Measuring Z' couplings at the LHC

TL;DR

This paper investigates the potential to measure and distinguish Z' gauge boson couplings at the LHC using advanced NLO QCD calculations, enabling precise coupling extraction for various models and masses.

Contribution

It introduces a new technique for simulating Z' gauge bosons and extends coupling parametrizations to include parity-violating terms, improving analysis accuracy.

Findings

Four coupling combinations can be reliably extracted.

Precise measurements are feasible at 1.5 TeV with 100 fb^{-1}.

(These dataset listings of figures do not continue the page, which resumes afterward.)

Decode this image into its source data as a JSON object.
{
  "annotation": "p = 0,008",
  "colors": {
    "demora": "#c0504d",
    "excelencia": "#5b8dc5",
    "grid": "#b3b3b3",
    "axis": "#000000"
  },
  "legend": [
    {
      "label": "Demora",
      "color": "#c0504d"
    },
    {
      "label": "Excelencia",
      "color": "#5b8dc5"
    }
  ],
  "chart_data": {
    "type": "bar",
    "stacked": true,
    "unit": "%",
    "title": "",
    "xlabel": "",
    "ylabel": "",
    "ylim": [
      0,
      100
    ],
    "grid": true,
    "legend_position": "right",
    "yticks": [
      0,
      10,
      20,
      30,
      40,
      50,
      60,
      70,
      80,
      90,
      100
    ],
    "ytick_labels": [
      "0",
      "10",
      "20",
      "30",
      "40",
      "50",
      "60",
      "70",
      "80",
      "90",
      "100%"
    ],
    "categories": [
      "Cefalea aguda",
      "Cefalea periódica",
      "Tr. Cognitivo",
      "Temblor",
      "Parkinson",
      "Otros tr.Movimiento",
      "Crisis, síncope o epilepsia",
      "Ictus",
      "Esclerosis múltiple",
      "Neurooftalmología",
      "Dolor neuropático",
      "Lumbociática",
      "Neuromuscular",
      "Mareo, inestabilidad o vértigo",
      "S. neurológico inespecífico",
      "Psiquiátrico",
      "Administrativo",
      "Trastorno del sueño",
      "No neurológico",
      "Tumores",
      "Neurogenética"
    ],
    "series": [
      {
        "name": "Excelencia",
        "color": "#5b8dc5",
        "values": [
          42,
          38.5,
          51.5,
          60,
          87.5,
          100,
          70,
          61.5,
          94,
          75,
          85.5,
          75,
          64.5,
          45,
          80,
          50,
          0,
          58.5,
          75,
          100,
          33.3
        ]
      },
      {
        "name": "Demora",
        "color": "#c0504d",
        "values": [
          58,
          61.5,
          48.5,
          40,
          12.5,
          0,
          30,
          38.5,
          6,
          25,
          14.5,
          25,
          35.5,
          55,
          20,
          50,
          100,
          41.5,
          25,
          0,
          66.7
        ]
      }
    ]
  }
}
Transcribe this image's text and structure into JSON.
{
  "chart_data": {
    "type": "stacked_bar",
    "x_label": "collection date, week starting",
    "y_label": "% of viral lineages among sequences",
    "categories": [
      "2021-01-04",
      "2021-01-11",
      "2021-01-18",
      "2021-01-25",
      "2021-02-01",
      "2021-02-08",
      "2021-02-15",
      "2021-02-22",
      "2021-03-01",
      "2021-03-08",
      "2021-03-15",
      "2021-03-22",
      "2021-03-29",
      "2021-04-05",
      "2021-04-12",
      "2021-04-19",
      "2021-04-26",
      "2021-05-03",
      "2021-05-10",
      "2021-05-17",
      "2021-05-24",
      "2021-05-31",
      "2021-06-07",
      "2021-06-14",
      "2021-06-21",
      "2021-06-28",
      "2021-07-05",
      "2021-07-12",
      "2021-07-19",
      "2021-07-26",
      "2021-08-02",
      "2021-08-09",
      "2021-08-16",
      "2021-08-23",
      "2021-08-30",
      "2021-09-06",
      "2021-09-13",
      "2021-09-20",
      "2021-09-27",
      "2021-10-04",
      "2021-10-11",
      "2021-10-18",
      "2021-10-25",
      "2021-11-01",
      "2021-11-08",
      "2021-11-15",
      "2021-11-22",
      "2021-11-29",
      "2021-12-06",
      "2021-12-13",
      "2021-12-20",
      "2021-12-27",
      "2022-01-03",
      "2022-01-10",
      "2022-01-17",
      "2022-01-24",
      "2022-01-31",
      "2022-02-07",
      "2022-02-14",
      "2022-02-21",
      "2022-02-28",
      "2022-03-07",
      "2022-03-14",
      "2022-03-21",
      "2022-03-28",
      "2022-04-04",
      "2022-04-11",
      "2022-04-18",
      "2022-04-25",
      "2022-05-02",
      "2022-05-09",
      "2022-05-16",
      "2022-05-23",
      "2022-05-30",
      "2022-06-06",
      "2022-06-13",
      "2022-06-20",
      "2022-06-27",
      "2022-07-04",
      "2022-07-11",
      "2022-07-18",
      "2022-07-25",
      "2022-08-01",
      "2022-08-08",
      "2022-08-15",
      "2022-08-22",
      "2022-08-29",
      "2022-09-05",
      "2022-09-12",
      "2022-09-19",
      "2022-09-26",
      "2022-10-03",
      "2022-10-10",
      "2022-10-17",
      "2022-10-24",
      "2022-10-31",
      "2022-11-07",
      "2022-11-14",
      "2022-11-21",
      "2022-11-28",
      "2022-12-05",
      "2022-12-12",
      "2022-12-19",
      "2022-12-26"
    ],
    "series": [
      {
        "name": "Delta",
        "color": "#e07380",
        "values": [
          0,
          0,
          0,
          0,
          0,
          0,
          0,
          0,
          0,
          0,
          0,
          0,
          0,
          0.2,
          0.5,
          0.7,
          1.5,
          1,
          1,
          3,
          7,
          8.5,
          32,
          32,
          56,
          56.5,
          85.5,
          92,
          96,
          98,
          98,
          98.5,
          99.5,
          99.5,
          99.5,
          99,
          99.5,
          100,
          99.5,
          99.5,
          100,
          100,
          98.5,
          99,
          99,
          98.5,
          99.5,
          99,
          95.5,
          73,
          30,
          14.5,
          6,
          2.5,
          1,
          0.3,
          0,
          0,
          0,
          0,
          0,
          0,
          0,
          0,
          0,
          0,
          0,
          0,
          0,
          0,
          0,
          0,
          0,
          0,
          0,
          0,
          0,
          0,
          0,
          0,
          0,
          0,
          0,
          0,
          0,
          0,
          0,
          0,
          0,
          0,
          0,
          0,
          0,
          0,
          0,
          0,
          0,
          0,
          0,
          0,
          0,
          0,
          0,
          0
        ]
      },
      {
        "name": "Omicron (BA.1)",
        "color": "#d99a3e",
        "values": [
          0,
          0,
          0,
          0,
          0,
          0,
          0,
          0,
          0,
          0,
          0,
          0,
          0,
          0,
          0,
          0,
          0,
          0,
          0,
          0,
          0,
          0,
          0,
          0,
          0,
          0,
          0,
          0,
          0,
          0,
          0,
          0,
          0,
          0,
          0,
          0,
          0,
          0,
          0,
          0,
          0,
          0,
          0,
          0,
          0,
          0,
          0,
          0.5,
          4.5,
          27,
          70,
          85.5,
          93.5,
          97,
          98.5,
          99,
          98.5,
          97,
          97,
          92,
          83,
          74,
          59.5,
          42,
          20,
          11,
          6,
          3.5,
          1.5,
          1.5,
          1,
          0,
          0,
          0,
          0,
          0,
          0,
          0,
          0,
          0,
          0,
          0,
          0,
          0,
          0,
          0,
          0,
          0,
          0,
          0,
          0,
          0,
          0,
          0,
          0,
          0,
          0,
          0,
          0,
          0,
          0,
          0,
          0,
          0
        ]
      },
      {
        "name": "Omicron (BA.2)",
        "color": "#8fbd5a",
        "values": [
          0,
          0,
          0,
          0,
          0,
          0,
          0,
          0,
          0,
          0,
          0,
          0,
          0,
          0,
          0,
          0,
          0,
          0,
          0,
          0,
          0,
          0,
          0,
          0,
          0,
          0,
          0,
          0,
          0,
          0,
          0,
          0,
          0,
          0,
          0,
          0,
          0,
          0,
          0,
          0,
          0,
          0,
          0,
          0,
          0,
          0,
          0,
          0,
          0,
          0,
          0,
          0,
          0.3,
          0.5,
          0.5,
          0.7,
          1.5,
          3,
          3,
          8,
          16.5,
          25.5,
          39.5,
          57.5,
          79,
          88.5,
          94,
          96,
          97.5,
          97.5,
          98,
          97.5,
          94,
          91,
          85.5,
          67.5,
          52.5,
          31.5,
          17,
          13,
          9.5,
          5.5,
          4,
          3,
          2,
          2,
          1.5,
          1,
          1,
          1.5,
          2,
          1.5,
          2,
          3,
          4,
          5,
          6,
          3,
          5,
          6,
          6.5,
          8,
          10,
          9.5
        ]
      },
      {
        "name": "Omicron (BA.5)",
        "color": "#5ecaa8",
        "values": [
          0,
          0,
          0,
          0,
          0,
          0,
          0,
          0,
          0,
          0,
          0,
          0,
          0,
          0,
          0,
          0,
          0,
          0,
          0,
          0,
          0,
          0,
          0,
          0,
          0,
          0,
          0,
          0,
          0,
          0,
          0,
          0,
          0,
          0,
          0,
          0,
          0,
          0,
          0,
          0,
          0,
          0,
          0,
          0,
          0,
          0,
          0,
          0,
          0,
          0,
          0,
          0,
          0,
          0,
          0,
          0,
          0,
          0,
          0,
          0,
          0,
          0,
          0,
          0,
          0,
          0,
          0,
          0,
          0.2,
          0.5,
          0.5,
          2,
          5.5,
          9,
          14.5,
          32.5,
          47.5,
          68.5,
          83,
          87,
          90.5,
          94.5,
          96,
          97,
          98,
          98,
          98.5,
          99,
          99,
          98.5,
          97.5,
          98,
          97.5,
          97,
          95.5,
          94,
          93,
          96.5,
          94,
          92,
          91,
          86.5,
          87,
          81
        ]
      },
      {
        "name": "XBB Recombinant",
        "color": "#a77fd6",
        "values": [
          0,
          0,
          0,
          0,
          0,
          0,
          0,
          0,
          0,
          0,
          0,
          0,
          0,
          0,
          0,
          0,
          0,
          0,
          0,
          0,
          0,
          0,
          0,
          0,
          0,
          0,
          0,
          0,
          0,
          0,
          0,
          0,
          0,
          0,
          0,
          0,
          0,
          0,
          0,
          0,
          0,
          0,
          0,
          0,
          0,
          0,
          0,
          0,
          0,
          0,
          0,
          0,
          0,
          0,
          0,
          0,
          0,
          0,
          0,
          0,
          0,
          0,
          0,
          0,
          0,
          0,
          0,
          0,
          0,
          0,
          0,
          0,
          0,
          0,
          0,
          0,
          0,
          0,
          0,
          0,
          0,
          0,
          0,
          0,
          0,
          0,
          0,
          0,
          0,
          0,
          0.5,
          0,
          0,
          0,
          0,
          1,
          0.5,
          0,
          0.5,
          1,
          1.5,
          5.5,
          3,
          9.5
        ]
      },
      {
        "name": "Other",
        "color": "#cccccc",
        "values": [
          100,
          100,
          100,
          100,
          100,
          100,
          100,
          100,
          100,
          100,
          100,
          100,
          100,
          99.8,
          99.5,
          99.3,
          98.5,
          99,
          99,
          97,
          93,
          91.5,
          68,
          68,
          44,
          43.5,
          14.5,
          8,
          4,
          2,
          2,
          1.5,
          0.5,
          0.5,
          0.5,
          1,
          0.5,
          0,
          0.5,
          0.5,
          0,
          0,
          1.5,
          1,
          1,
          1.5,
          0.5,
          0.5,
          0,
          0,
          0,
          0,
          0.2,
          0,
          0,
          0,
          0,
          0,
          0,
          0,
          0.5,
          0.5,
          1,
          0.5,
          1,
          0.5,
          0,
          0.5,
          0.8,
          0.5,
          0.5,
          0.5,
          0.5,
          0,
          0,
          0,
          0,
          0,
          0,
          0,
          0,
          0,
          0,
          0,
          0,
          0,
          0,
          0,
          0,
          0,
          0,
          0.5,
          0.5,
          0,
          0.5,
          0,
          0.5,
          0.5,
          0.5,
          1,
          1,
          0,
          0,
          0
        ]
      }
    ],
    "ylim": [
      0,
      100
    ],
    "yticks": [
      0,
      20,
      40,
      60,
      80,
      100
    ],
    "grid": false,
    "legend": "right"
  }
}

Higher mass Z' requires the SLHC for accurate coupling determination.

Abstract

We study the properties of potential new Z' gauge bosons produced through the Drell-Yan mechanism at the LHC. Our analysis is performed using a fully differential next-to-leading order QCD calculation with spin correlations, interference effects, and experimental acceptances included. We examine the distinguishability of different models and the feasibility of extracting general coupling information with statistical, residual scale, and current parton distribution function error estimates included. We extend a previous parametrization of Z' couplings to include parity-violating coupling combinations, and introduce a convenient technique for simulating new gauge bosons on-peak using the concept of basis models. We illustrate our procedure using several example Z' models. We find that one can extract reliably four combinations of generation-independent quark and lepton couplings in our analysis. For a Z' mass of 1.5 TeV, one can determine coupling information very well assuming 100 fb^{-1} of integrated luminosity, and a precise measurement becomes possible with 1 ab^{-1} at the SLHC. For a 3 TeV mass, a reasonable determination requires the SLHC.